This prescription is rooted in quantum mechanics, which, despite its formal similarity, is physically very different from cosmology. The procedure looks innocent, but one should realize that there are already basic choices involved. Choosing the factor ordering is harmless, even though results can depend on it [206]. More importantly, one has chosen the Schrödinger representation of the classical Poisson algebra, which immediately implies the familiar properties of operators such as the scale factor with a continuous spectrum. There are inequivalent representations with different properties, and it is not clear that this representation, which works well in quantum mechanics, is also correct for quantum cosmology. In fact, quantum mechanics is not very sensitive to the representation chosen [19] and one can use the most convenient one. This is the case because energies and thus oscillation lengths of wave functions, described usually by quantum mechanics, span only a limited range. Results can then be reproduced to arbitrary accuracy in any representation. Quantum cosmology, in contrast, has to deal with potentially infinitely-high matter energies, leading to small oscillation lengths of wave functions, such that the issue of quantum representations becomes essential.

That the Wheeler–DeWitt representation may not be the right choice is also indicated by the fact that its scale factor operator has a continuous spectrum, while quantum geometry, which at least kinematically is a well-defined quantization of the full theory, implies discrete volume spectra.

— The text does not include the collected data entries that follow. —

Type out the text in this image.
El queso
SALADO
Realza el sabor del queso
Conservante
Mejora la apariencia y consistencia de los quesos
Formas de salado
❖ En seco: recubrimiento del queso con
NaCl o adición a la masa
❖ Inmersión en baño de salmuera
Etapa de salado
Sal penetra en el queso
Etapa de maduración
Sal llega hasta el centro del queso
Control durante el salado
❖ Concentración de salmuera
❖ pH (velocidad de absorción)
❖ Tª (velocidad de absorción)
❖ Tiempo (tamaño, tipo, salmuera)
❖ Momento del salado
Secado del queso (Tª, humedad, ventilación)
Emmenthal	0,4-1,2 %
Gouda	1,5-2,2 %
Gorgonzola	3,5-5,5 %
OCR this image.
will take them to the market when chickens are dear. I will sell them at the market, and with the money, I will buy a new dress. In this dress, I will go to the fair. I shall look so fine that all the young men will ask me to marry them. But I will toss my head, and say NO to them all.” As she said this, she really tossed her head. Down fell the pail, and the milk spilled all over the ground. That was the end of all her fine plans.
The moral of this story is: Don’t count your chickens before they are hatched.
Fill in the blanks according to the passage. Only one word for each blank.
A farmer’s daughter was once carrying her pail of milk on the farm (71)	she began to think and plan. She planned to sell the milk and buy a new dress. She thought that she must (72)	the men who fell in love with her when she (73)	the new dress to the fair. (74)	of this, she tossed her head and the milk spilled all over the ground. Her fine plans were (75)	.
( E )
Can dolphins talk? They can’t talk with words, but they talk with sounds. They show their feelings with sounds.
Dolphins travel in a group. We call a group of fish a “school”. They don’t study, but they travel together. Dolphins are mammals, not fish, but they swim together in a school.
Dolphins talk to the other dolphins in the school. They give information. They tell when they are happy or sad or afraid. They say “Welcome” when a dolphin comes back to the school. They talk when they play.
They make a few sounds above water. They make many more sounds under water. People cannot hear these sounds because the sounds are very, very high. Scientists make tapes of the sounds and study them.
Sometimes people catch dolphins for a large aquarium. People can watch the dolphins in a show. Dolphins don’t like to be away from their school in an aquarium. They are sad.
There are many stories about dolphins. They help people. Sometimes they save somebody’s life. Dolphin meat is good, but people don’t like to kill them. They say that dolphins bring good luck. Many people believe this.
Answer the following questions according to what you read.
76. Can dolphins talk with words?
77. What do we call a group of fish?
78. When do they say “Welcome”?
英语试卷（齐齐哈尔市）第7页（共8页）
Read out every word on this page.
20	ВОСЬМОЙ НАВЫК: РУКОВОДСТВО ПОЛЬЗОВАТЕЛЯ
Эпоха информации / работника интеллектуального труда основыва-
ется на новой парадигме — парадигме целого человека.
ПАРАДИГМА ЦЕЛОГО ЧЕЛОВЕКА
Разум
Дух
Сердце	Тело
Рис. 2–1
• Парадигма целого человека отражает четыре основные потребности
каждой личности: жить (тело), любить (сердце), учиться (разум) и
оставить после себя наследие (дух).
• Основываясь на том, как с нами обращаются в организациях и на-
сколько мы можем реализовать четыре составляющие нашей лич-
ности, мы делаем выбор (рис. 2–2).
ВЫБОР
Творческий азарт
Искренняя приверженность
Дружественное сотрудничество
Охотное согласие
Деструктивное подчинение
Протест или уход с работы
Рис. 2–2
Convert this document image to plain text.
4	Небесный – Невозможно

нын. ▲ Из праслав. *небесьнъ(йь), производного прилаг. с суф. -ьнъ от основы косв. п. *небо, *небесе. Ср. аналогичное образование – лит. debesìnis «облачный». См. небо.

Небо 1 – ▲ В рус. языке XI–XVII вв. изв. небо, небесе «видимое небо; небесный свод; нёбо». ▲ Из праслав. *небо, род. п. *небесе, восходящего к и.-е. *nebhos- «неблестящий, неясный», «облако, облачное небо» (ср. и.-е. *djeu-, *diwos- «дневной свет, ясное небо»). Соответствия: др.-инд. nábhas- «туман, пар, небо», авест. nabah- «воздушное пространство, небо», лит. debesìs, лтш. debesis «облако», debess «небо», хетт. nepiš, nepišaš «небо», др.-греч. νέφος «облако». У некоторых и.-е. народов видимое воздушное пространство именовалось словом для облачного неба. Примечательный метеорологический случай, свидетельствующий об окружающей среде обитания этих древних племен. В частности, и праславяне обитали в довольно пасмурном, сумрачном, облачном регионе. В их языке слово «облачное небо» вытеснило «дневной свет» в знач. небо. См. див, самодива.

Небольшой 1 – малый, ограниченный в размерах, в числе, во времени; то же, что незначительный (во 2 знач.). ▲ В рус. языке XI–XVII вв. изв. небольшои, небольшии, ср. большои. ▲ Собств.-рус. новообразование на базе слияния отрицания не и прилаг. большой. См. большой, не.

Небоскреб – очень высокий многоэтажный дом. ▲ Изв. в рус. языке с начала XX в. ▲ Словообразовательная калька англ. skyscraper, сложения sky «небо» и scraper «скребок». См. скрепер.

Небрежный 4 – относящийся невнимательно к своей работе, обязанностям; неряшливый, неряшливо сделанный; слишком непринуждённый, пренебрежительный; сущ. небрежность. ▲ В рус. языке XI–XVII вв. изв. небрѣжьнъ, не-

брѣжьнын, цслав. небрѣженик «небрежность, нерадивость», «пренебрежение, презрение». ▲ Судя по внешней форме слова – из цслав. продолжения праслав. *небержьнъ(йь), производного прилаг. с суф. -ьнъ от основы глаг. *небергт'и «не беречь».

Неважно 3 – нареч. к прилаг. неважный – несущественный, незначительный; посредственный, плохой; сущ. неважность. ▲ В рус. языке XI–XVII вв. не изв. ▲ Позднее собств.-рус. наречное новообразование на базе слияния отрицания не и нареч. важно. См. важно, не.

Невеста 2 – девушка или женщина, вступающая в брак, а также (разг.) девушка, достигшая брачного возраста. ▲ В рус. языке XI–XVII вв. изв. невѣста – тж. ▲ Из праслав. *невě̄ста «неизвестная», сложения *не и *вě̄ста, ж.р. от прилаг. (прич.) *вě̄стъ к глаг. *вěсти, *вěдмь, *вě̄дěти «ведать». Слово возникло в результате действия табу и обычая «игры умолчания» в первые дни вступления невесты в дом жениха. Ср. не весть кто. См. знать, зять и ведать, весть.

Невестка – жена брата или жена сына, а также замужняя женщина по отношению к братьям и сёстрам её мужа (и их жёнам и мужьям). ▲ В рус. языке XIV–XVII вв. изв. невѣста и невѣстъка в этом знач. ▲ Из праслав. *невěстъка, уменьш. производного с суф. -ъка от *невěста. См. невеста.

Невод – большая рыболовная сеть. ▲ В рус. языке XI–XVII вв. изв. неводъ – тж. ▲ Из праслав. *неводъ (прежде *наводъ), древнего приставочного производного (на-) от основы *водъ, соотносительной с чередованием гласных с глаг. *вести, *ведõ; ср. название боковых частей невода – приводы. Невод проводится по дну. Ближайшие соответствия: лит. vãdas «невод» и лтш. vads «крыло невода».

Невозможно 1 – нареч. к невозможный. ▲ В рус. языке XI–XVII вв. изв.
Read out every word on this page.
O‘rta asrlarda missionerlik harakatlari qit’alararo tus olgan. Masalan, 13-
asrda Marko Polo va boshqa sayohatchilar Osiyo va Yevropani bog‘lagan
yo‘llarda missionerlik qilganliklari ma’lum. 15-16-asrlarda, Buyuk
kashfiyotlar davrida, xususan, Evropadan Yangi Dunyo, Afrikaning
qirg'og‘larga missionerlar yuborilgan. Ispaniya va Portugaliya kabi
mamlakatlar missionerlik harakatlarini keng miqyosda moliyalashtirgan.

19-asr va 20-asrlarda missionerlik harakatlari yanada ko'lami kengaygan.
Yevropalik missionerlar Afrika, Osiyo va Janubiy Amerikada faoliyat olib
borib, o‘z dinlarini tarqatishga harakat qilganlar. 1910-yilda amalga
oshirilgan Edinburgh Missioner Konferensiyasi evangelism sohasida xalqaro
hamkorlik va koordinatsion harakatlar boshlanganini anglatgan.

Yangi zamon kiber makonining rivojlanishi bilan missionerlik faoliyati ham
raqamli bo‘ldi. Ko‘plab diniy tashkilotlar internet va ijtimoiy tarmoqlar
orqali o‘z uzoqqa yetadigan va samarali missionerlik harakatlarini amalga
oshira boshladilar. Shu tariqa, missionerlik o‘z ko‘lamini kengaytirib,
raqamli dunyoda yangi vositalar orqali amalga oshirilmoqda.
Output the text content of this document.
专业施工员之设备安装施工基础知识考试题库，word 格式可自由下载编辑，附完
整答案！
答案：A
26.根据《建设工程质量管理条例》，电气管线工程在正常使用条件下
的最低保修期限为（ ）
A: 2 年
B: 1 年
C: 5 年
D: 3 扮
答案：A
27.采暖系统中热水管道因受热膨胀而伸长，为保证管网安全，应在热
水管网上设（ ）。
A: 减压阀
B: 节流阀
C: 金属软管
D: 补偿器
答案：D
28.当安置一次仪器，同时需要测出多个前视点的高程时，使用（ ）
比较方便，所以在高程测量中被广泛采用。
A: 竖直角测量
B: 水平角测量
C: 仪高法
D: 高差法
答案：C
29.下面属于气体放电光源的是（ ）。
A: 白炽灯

Indeed, the Wheeler–DeWitt quantization of full gravity exists only formally, and its application to quantum cosmology simply quantizes the classically-reduced isotropic system. This is much easier, and also more ambiguous, and leaves open many consistency considerations. It would be more reliable to start with the full quantization and introduce the symmetries there, or at least follow the same constructions of the full theory in a reduced model. If this is done, it turns out that indeed we obtain a quantum representation inequivalent to the Wheeler–DeWitt representation, with strong implications in high-energy regimes. In particular, like the full theory, such a quantization has a volume or operator with a discrete spectrum, as derived in Section 5.2.